Das aus dem verfassungsrechtlichen Rechtsstaatsprinzip folgende Verhältnismäßigkeitsgebot beansprucht auch bei der Verhängung von Disziplinarmaßnahmen Geltung (vgl. BVerfG, Beschluss vom 29. Oktober 1969 – 2 BvR 545/68 – ≪BVerfGE 27, 180≫; Beschluss vom 4. Oktober 1977 – 2 BvR 80/77 – ≪BVerfGE 46, 17≫). Danach muss die dem Einzelnen staatlicherseits auferlegte Belastung geeignet und erforderlich sein, um den angestrebten Zweck zu erreichen. Darüber hinaus darf der Eingriff seiner Intensität nach nicht außer Verhältnis zur Bedeutung der Sache und den von dem Betroffenen hinzunehmenden Einbußen stehen. Disziplinarmaßnahmen gegenüber Ruhestandsbeamten verfolgen neben der Pflichtenmahnung die Zwecke der Generalprävention, der Gleichbehandlung und der Wahrung des Ansehens des öffentlichen Dienstes. Ist der durch das Gewicht des Dienstvergehens eingetretene Vertrauensschaden mangels Milderungsgründen so erheblich, dass bei aktiven Beamten die Entfernung aus dem Dienst geboten ist, erweist sich die Höchstmaßnahme gegenüber dem Ruhestandsbeamten als geeignete und erforderliche Maßnahme, den aufgezeigten Zwecken von Disziplinarmaßnahmen gegenüber Ruhestandsbeamten Geltung zu verschaffen. So liegt es bei Zugriffsdelikten. In diesem Fall ist die Aberkennung des Ruhegehalts auch angemessen. Dabei kommt es nicht auf das Verhältnis zwischen den von dem Ruhestandsbeamten durch das Dienstvergehen erlangten Vorteilen und den durch die Disziplinarmaßnahme bewirkten Nachteilen an. Abzuwägen sind vielmehr das Gewicht des Dienstvergehens und der dadurch eingetretene Vertrauensschaden einerseits und die mit der Verhängung der Höchstmaßnahme einhergehenden Belastungen andererseits. Ist das Vertrauensverhältnis zerstört, erweist sich die Aberkennung des Ruhegehalts als angemessene Reaktion auf das Dienstvergehen. Sie beruht auf der schuldhaften Pflichtverletzung während der aktiven Dienstzeit und ist dem späteren Ruhestandsbeamten daher als bei Begehung vorhersehbar zuzurechnen (stRspr, vgl. Urteil vom 15. August 2000 – BVerwG 1 D 44.98 – ZBR 2001, 47 = NVwZ-RR 2001, 249; vgl. auch BVerfG – 3. Kammer –, Beschluss vom 21. Dezember 1988 – BVerfG 2 BvR 1522/88 –). Dabei ist bei der Abwägung zu berücksichtigen, dass der Ruhestandsbeamte mit der Aberkennung des Ruhegehalts keineswegs ohne Versorgung dasteht. Denn er ist in der Rentenversicherung nachzuversichern (§ 9 Abs. 4 AVG, § 8 Abs. 1 Satz 1 Nr. 1 i.V.m. Abs. 2 SGB VI).

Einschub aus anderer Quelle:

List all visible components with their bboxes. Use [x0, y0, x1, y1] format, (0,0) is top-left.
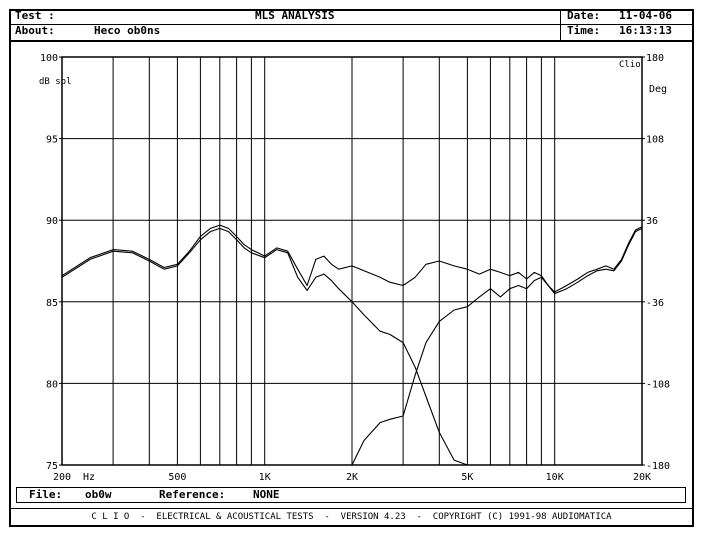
date-label: Date:: [567, 9, 601, 22]
file-label: File:: [29, 488, 63, 501]
y-tick-label: 75: [46, 461, 58, 472]
y2-axis-label: Deg: [649, 84, 667, 95]
y2-tick-label: 36: [646, 216, 658, 227]
y2-tick-label: -108: [646, 379, 670, 390]
y-tick-label: 95: [46, 135, 58, 146]
reference-label: Reference:: [159, 488, 226, 501]
file-bar: File: ob0w Reference: NONE: [16, 487, 686, 503]
date-value: 11-04-06: [619, 9, 672, 22]
response-curve: [61, 224, 643, 293]
x-tick-label: 500: [168, 472, 186, 483]
file-value: ob0w: [85, 488, 112, 501]
time-label: Time:: [567, 24, 601, 37]
y2-tick-label: 108: [646, 135, 664, 146]
response-curves: [61, 224, 643, 466]
about-value: Heco ob0ns: [94, 24, 161, 37]
clio-corner-label: Clio: [619, 60, 641, 70]
window-frame: [9, 9, 694, 527]
header-row-test: Test : MLS ANALYSIS Date: 11-04-06: [9, 9, 694, 25]
vertical-gridlines: [112, 57, 556, 465]
x-tick-label: 5K: [461, 472, 473, 483]
y2-tick-label: -36: [646, 298, 664, 309]
x-axis-unit-label: Hz: [83, 472, 95, 483]
x-axis-ticks: 200 500 1K 2K 5K 10K 20K: [53, 472, 651, 483]
header-panel: Test : MLS ANALYSIS Date: 11-04-06 About…: [9, 9, 694, 42]
y-axis-label-db: dB spl: [39, 77, 72, 87]
left-axis-ticks: 100 95 90 85 80 75: [40, 53, 62, 472]
test-label: Test :: [15, 9, 55, 22]
copyright-bar: C L I O - ELECTRICAL & ACOUSTICAL TESTS …: [9, 508, 694, 527]
right-axis-ticks: 180 108 36 -36 -108 -180: [642, 53, 670, 472]
y-tick-label: 100: [40, 53, 58, 64]
x-tick-label: 2K: [346, 472, 358, 483]
about-label: About:: [15, 24, 55, 37]
y2-tick-label: -180: [646, 461, 670, 472]
reference-value: NONE: [253, 488, 280, 501]
time-value: 16:13:13: [619, 24, 672, 37]
y-tick-label: 80: [46, 379, 58, 390]
y-tick-label: 85: [46, 298, 58, 309]
analysis-title: MLS ANALYSIS: [255, 9, 335, 22]
y2-tick-label: 180: [646, 53, 664, 64]
horizontal-gridlines: [62, 138, 642, 384]
header-row-about: About: Heco ob0ns Time: 16:13:13: [9, 24, 694, 42]
response-curve: [61, 227, 468, 466]
x-tick-label: 20K: [633, 472, 651, 483]
response-curve: [351, 227, 643, 466]
x-tick-label: 1K: [259, 472, 271, 483]
y-tick-label: 90: [46, 216, 58, 227]
header-divider: [560, 9, 561, 40]
x-tick-label: 200: [53, 472, 71, 483]
x-tick-label: 10K: [546, 472, 564, 483]
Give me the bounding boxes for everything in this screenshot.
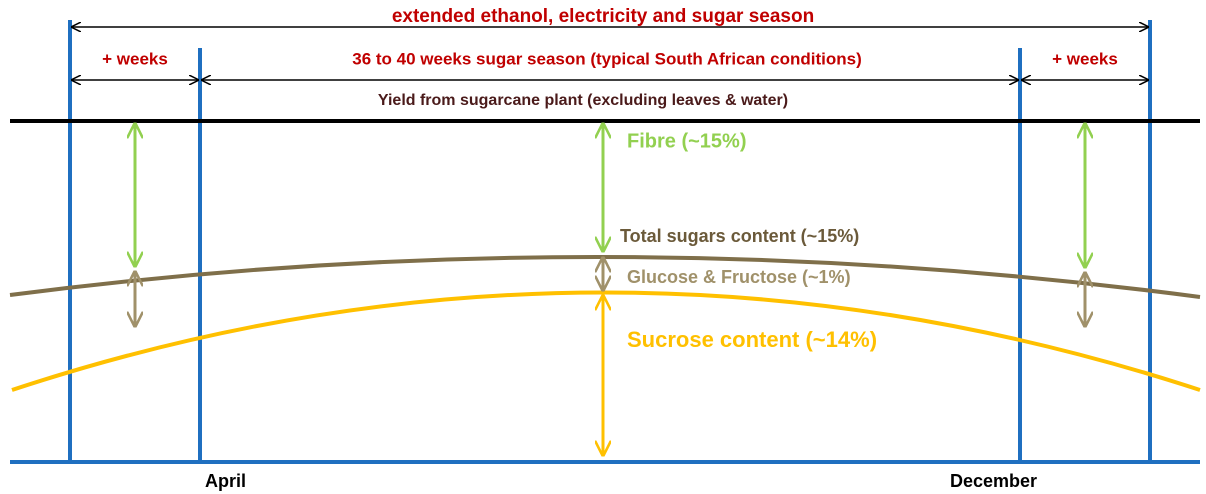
yield-label: Yield from sugarcane plant (excluding le… <box>378 92 788 109</box>
total-sugars-label: Total sugars content (~15%) <box>620 226 859 246</box>
season-title: extended ethanol, electricity and sugar … <box>392 6 814 27</box>
sucrose-label: Sucrose content (~14%) <box>627 327 877 352</box>
extension-label: + weeks <box>1052 49 1118 68</box>
fibre-label: Fibre (~15%) <box>627 130 746 152</box>
structure <box>9 20 1201 464</box>
extension-label: + weeks <box>102 49 168 68</box>
glucose-label: Glucose & Fructose (~1%) <box>627 267 851 287</box>
month-label: December <box>950 471 1037 491</box>
month-label: April <box>205 471 246 491</box>
season-label: 36 to 40 weeks sugar season (typical Sou… <box>352 49 862 68</box>
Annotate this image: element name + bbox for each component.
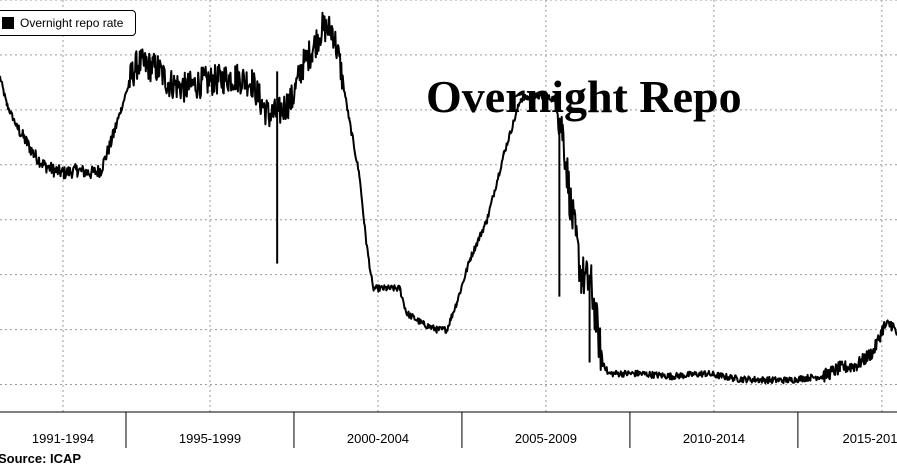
x-tick-label: 2005-2009 [515, 431, 577, 446]
legend: Overnight repo rate [0, 10, 136, 36]
grid [0, 0, 897, 412]
x-tick-label: 1995-1999 [179, 431, 241, 446]
x-tick-label: 2010-2014 [683, 431, 745, 446]
series-line-0 [0, 11, 897, 385]
x-tick-label: 1991-1994 [32, 431, 94, 446]
legend-label: Overnight repo rate [20, 16, 124, 30]
x-tick-label: 2015-201 [843, 431, 897, 446]
x-tick-label: 2000-2004 [347, 431, 409, 446]
series-layer [0, 11, 897, 385]
x-axis: 1991-1994 1995-1999 2000-2004 2005-2009 2010… [0, 411, 897, 448]
chart-title: Overnight Repo [426, 71, 742, 122]
legend-swatch [2, 17, 14, 29]
source-note: Source: ICAP [0, 451, 82, 466]
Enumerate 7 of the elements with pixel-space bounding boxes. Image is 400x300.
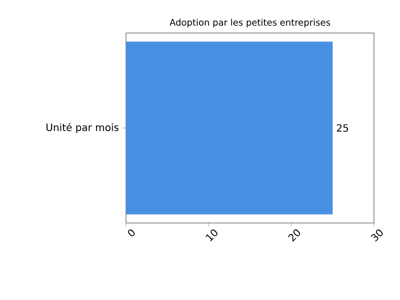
chart-title: Adoption par les petites entreprises xyxy=(170,18,330,28)
y-tick-label: Unité par mois xyxy=(46,122,118,134)
x-tick-label: 10 xyxy=(206,230,218,242)
x-tick-label: 30 xyxy=(370,230,383,242)
x-tick-label: 0 xyxy=(128,230,135,236)
x-tick-label: 20 xyxy=(288,230,300,242)
data-label: 25 xyxy=(336,124,348,132)
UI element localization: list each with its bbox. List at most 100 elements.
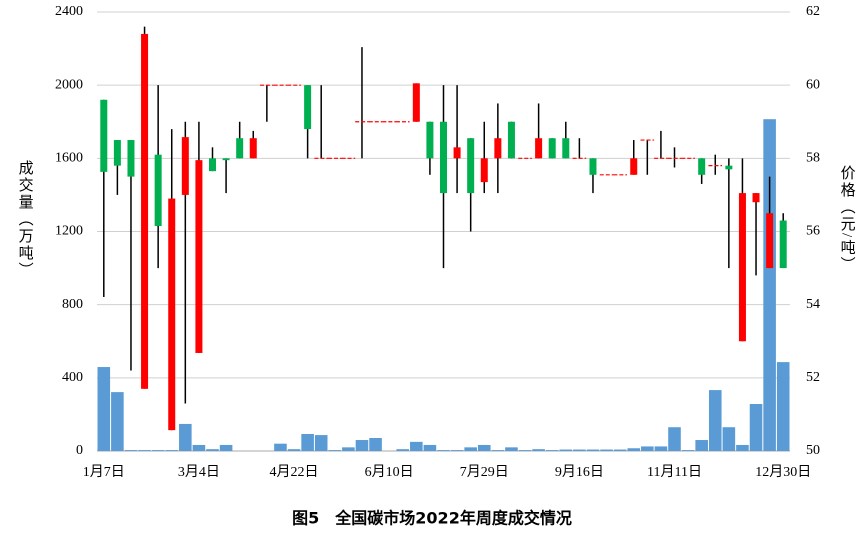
candle-body [426, 121, 434, 159]
volume-bar [736, 444, 749, 451]
volume-bar [654, 446, 668, 451]
volume-bar [681, 450, 695, 451]
candle-body [453, 147, 461, 159]
candle-body [548, 138, 556, 159]
y-tick-label: 800 [62, 297, 83, 312]
y2-tick-label: 54 [806, 297, 820, 312]
volume-bar [219, 444, 233, 451]
candle-body [507, 121, 515, 159]
volume-bar [627, 448, 641, 451]
y2-tick-label: 50 [806, 443, 820, 458]
candle-body [494, 138, 502, 159]
x-tick-label: 1月7日 [83, 464, 125, 480]
x-tick-label: 12月30日 [755, 464, 811, 480]
y2-axis-title: 价格（元/吨） [839, 165, 856, 273]
volume-bar [613, 449, 627, 451]
candle-body [113, 140, 121, 166]
volume-bar [641, 446, 654, 451]
volume-bar [532, 449, 545, 451]
volume-bar [491, 450, 505, 451]
y-tick-label: 1600 [55, 151, 83, 166]
volume-bar [410, 441, 423, 451]
volume-bar [545, 450, 559, 451]
x-tick-label: 4月22日 [270, 464, 319, 480]
volume-bar [396, 449, 410, 451]
volume-bar [668, 427, 681, 451]
candle-body [141, 33, 149, 389]
candle-body [738, 193, 746, 342]
chart-title: 图5 全国碳市场2022年周度成交情况 [292, 509, 572, 528]
volume-bar [124, 450, 138, 451]
candle-body [440, 121, 447, 194]
volume-bar [165, 450, 179, 451]
volume-bar [586, 449, 600, 451]
candle-body [630, 158, 638, 175]
y-tick-label: 2000 [55, 77, 83, 92]
candle-body [127, 140, 135, 177]
volume-bar [206, 449, 219, 451]
volume-bar [287, 449, 301, 451]
volume-bar [97, 367, 111, 451]
candle-body [304, 85, 312, 130]
volume-bar [776, 362, 790, 451]
y2-tick-label: 62 [806, 4, 820, 19]
x-tick-label: 11月11日 [647, 464, 702, 480]
candle-body [562, 138, 570, 159]
candle-body [698, 158, 706, 175]
volume-bar [763, 119, 776, 452]
volume-bar [695, 440, 708, 451]
y-axis-title: 成交量（万吨） [17, 160, 34, 279]
volume-bar [708, 390, 722, 451]
candle-body [779, 220, 787, 269]
volume-bar [722, 427, 736, 451]
volume-bar [274, 443, 287, 451]
volume-bar [151, 450, 165, 451]
volume-bar [179, 423, 192, 451]
y-tick-label: 1200 [55, 224, 83, 239]
candle-body [100, 99, 108, 172]
volume-bar [355, 440, 369, 451]
volume-bar [369, 438, 382, 451]
y2-tick-label: 58 [806, 151, 820, 166]
x-tick-label: 7月29日 [460, 464, 509, 480]
candle-body [752, 193, 760, 203]
candle-body [480, 158, 488, 183]
candle-body [589, 158, 597, 175]
volume-bar [464, 447, 477, 451]
volume-bar [301, 433, 314, 451]
candle-body [236, 138, 244, 159]
x-tick-label: 3月4日 [178, 464, 220, 480]
candle-body [222, 158, 230, 161]
y-tick-label: 2400 [55, 4, 83, 19]
volume-bar [423, 444, 437, 451]
volume-bar [518, 450, 532, 451]
candle-body [195, 160, 203, 353]
candle-body [725, 165, 733, 170]
volume-bar [450, 450, 464, 451]
y2-tick-label: 52 [806, 370, 820, 385]
volume-bar [342, 447, 355, 451]
volume-bar [314, 435, 328, 451]
candle-body [412, 83, 420, 122]
volume-bar [749, 403, 763, 451]
x-tick-label: 6月10日 [365, 464, 414, 480]
candle-body [467, 138, 475, 194]
volume-bar [559, 449, 573, 451]
candle-body [766, 213, 774, 269]
candle-body [249, 138, 257, 159]
volume-bar [437, 450, 450, 451]
x-tick-label: 9月16日 [555, 464, 604, 480]
y2-tick-label: 56 [806, 224, 820, 239]
volume-bar [138, 450, 151, 451]
candle-body [154, 154, 162, 227]
volume-bar [573, 449, 586, 451]
volume-bar [328, 450, 342, 451]
volume-bar [192, 444, 206, 451]
candle-body [535, 138, 543, 159]
volume-bar [505, 447, 518, 451]
volume-bar [477, 444, 491, 451]
y-tick-label: 400 [62, 370, 83, 385]
y2-tick-label: 60 [806, 77, 820, 92]
volume-bar [600, 449, 613, 451]
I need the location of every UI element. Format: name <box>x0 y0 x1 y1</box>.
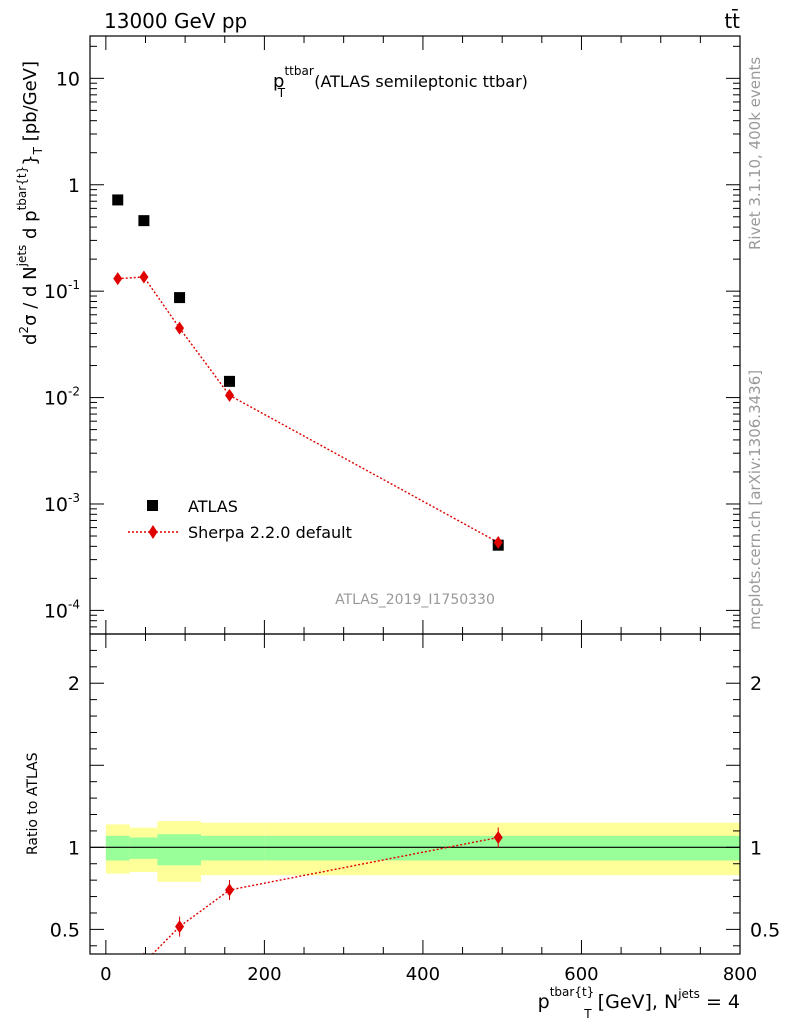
ratio-y-axis-label: Ratio to ATLAS <box>25 752 41 855</box>
main-y-tick-exponent: -4 <box>68 597 80 611</box>
ratio-sherpa-point <box>113 975 122 988</box>
main-y-tick-exponent: -3 <box>68 491 80 505</box>
title-rest: (ATLAS semileptonic ttbar) <box>309 72 528 91</box>
main-y-tick-base: 1 <box>68 175 80 197</box>
main-y-tick-label: 10-1 <box>44 278 80 303</box>
ylabel-sigma: σ / d N <box>20 266 41 326</box>
main-y-tick-label: 10-2 <box>44 385 80 410</box>
x-axis-label: ptbar{t} T [GeV], Njets = 4 <box>538 985 740 1021</box>
x-tick-label: 800 <box>723 964 757 985</box>
x-tick-label: 400 <box>406 964 440 985</box>
main-y-tick-label: 10-3 <box>44 491 80 516</box>
mcplots-label: mcplots.cern.ch [arXiv:1306.3436] <box>746 370 764 630</box>
ratio-sherpa-line <box>151 836 499 954</box>
x-axis-tick-labels: 0 200 400 600 800 <box>100 964 757 985</box>
xlabel-sup: tbar{t} <box>550 985 595 999</box>
ylabel-d: d <box>20 334 41 345</box>
sherpa-point <box>139 270 149 284</box>
ratio-y-tick-label-right: 2 <box>750 673 762 695</box>
ratio-panel-frame <box>89 633 741 955</box>
ylabel-d-sup: 2 <box>17 326 31 334</box>
ratio-sherpa-point <box>139 956 148 969</box>
x-tick-label: 0 <box>100 964 111 985</box>
atlas-data-point <box>138 215 150 227</box>
xlabel-main: p <box>538 991 550 1013</box>
main-panel-frame <box>89 35 741 635</box>
main-data-points <box>112 194 504 551</box>
ratio-sherpa-point <box>225 883 235 897</box>
green-band <box>157 834 201 866</box>
main-y-tick-base: 10 <box>56 68 80 90</box>
ratio-y-tick-label: 2 <box>68 673 80 695</box>
sherpa-point <box>175 321 185 335</box>
plot-title: pttbar T (ATLAS semileptonic ttbar) <box>273 64 528 100</box>
ratio-panel: 0.5 0.5 1 1 2 2 Ratio to ATLAS <box>25 633 780 988</box>
main-y-tick-exponent: -2 <box>68 385 80 399</box>
x-tick-label: 200 <box>247 964 281 985</box>
ratio-y-tick-label: 1 <box>68 837 80 859</box>
legend-atlas-label: ATLAS <box>188 497 238 516</box>
analysis-watermark: ATLAS_2019_I1750330 <box>335 592 495 608</box>
title-sub: T <box>277 86 286 100</box>
ratio-y-tick-label: 0.5 <box>50 919 80 941</box>
sherpa-point <box>493 535 503 549</box>
legend-sherpa-marker <box>148 525 158 539</box>
main-y-axis-label: d2σ / d Njets d ptbar{t}}T [pb/GeV] <box>15 61 45 345</box>
atlas-data-point <box>174 292 186 304</box>
rivet-label: Rivet 3.1.10, 400k events <box>746 57 764 250</box>
sherpa-point <box>113 272 123 286</box>
header-process-label: tt̄ <box>724 8 740 33</box>
ratio-axis-ticks: 0.5 0.5 1 1 2 2 <box>50 633 780 954</box>
main-y-tick-base: 10 <box>44 494 68 516</box>
sherpa-point <box>225 388 235 402</box>
ylabel-n-sup: jets <box>15 245 29 268</box>
ylabel-t-sub: T <box>31 146 45 155</box>
main-y-tick-label: 1 <box>68 175 80 197</box>
green-band <box>105 835 130 861</box>
ylabel-dp-sup: tbar{t} <box>15 166 29 211</box>
main-y-tick-label: 10-4 <box>44 597 80 622</box>
legend-atlas-marker <box>147 500 158 511</box>
atlas-data-point <box>112 194 124 206</box>
green-band <box>264 835 740 861</box>
header-energy-label: 13000 GeV pp <box>104 9 247 33</box>
ratio-data <box>90 827 740 988</box>
ylabel-unit: [pb/GeV] <box>20 61 41 147</box>
legend: ATLAS Sherpa 2.2.0 default <box>128 497 352 542</box>
main-y-tick-label: 10 <box>56 68 80 90</box>
green-band <box>129 837 158 859</box>
main-y-tick-base: 10 <box>44 600 68 622</box>
ratio-sherpa-point <box>175 920 185 934</box>
x-tick-label: 600 <box>564 964 598 985</box>
atlas-data-point <box>224 375 236 387</box>
main-y-tick-base: 10 <box>44 281 68 303</box>
main-y-tick-exponent: -1 <box>68 278 80 292</box>
title-main: p <box>273 71 284 92</box>
title-sup: ttbar <box>284 64 313 78</box>
ratio-y-tick-label-right: 1 <box>750 837 762 859</box>
main-y-tick-base: 10 <box>44 388 68 410</box>
xlabel-sup2: jets <box>677 987 700 1001</box>
ratio-uncertainty-bands <box>105 821 740 882</box>
ratio-y-tick-label-right: 0.5 <box>750 919 780 941</box>
xlabel-sub: T <box>583 1007 592 1021</box>
ylabel-dp: d p <box>20 210 41 244</box>
legend-sherpa-label: Sherpa 2.2.0 default <box>188 523 352 542</box>
green-band <box>200 835 265 861</box>
ylabel-close: } <box>20 154 41 165</box>
xlabel-tail: = 4 <box>700 991 740 1013</box>
sherpa-line <box>117 276 499 544</box>
xlabel-rest: [GeV], N <box>592 991 679 1013</box>
ratio-sherpa-point <box>493 830 503 844</box>
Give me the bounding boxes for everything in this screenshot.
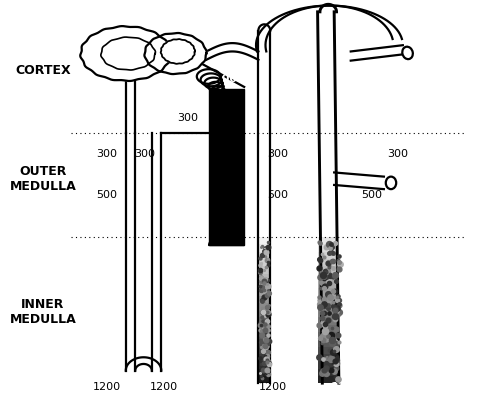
Ellipse shape xyxy=(386,177,396,189)
Bar xyxy=(318,318,338,325)
Text: 1200: 1200 xyxy=(93,382,121,392)
Text: INNER
MEDULLA: INNER MEDULLA xyxy=(10,298,76,326)
Text: 300: 300 xyxy=(96,149,117,159)
Bar xyxy=(318,361,338,368)
Bar xyxy=(259,346,270,354)
Bar xyxy=(318,376,338,383)
Bar xyxy=(318,346,338,354)
Bar xyxy=(259,237,270,244)
Bar xyxy=(318,303,338,310)
Bar xyxy=(318,273,338,281)
Bar xyxy=(259,368,270,376)
Text: 1200: 1200 xyxy=(259,382,287,392)
Ellipse shape xyxy=(402,47,413,59)
Polygon shape xyxy=(80,26,171,81)
Bar xyxy=(259,296,270,303)
Text: 1200: 1200 xyxy=(150,382,178,392)
Bar xyxy=(259,281,270,288)
Text: 300: 300 xyxy=(177,113,198,123)
Bar xyxy=(318,368,338,376)
Text: 100: 100 xyxy=(215,74,238,84)
Bar xyxy=(318,281,338,288)
Text: 500: 500 xyxy=(96,190,117,200)
Text: 300: 300 xyxy=(267,149,288,159)
Bar xyxy=(318,259,338,266)
Polygon shape xyxy=(209,235,244,245)
Bar xyxy=(318,296,338,303)
Text: 300: 300 xyxy=(387,149,408,159)
Bar xyxy=(318,354,338,361)
Text: 500: 500 xyxy=(267,190,288,200)
Bar xyxy=(259,376,270,383)
Bar xyxy=(259,332,270,339)
Bar xyxy=(259,259,270,266)
Bar xyxy=(259,303,270,310)
Text: OUTER
MEDULLA: OUTER MEDULLA xyxy=(10,165,76,193)
Text: CORTEX: CORTEX xyxy=(15,64,71,77)
Bar xyxy=(318,252,338,259)
Bar xyxy=(259,310,270,318)
Bar xyxy=(318,310,338,318)
Bar xyxy=(259,354,270,361)
Bar xyxy=(259,244,270,252)
Bar xyxy=(259,361,270,368)
Bar xyxy=(259,325,270,332)
Text: 300: 300 xyxy=(134,149,155,159)
Bar xyxy=(318,266,338,273)
Bar xyxy=(318,288,338,296)
Text: 500: 500 xyxy=(361,190,383,200)
Bar xyxy=(259,266,270,273)
Bar xyxy=(259,339,270,346)
Bar xyxy=(318,332,338,339)
Bar xyxy=(259,318,270,325)
Polygon shape xyxy=(144,33,206,74)
Bar xyxy=(259,273,270,281)
Text: 1200: 1200 xyxy=(331,382,361,392)
Polygon shape xyxy=(161,39,195,64)
Bar xyxy=(318,339,338,346)
Text: 300: 300 xyxy=(214,189,240,202)
Bar xyxy=(259,288,270,296)
Bar xyxy=(259,252,270,259)
Bar xyxy=(318,244,338,252)
Bar xyxy=(318,237,338,244)
Bar xyxy=(318,325,338,332)
Polygon shape xyxy=(209,89,244,245)
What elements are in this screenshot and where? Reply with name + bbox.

Einen Unterhaltsbeitrag konnte der Senat dem Ruhestandsbeamten nicht bewilligen. Zwar ist er einer Unterstützung nicht unwürdig. Er ist jedoch mit Blick auf das Einkommen seiner Ehefrau und seiner Vermögensverhältnisse derzeit nicht bedürftig. Sollte sich eine Bedürftigkeit ergeben, so ist ihm ein Antrag auf Bewilligung eines Unterhaltsbeitrages nicht abgeschnitten. Solange er keine Erwerbsarbeit und keine auf der Nachversicherung durch den Dienstherrn beruhende Leistung aus der gesetzlichen Rentenversicherung erhält (vgl. hierzu Beschluss vom 27. Februar 2001 – BVerwG 1 DB 7.01 –), kann er jederzeit bei bestehender Bedürftigkeit beim Bundesdisziplinargericht und nach dessen Auflösung zum 31. Dezember 2003 bei dem dann zuständigen Verwaltungsgericht einen Antrag auf Bewilligung eines Unterhaltsbeitrages stellen.
Die Kostenentscheidung beruht auf §§ 113 ff. BDO.
Unterschriften
Albers, Mayer
Richter am Bundesverwaltungsgericht Dr. H. Müller ist wegen Urlaubs gehindert zu unterschreiben.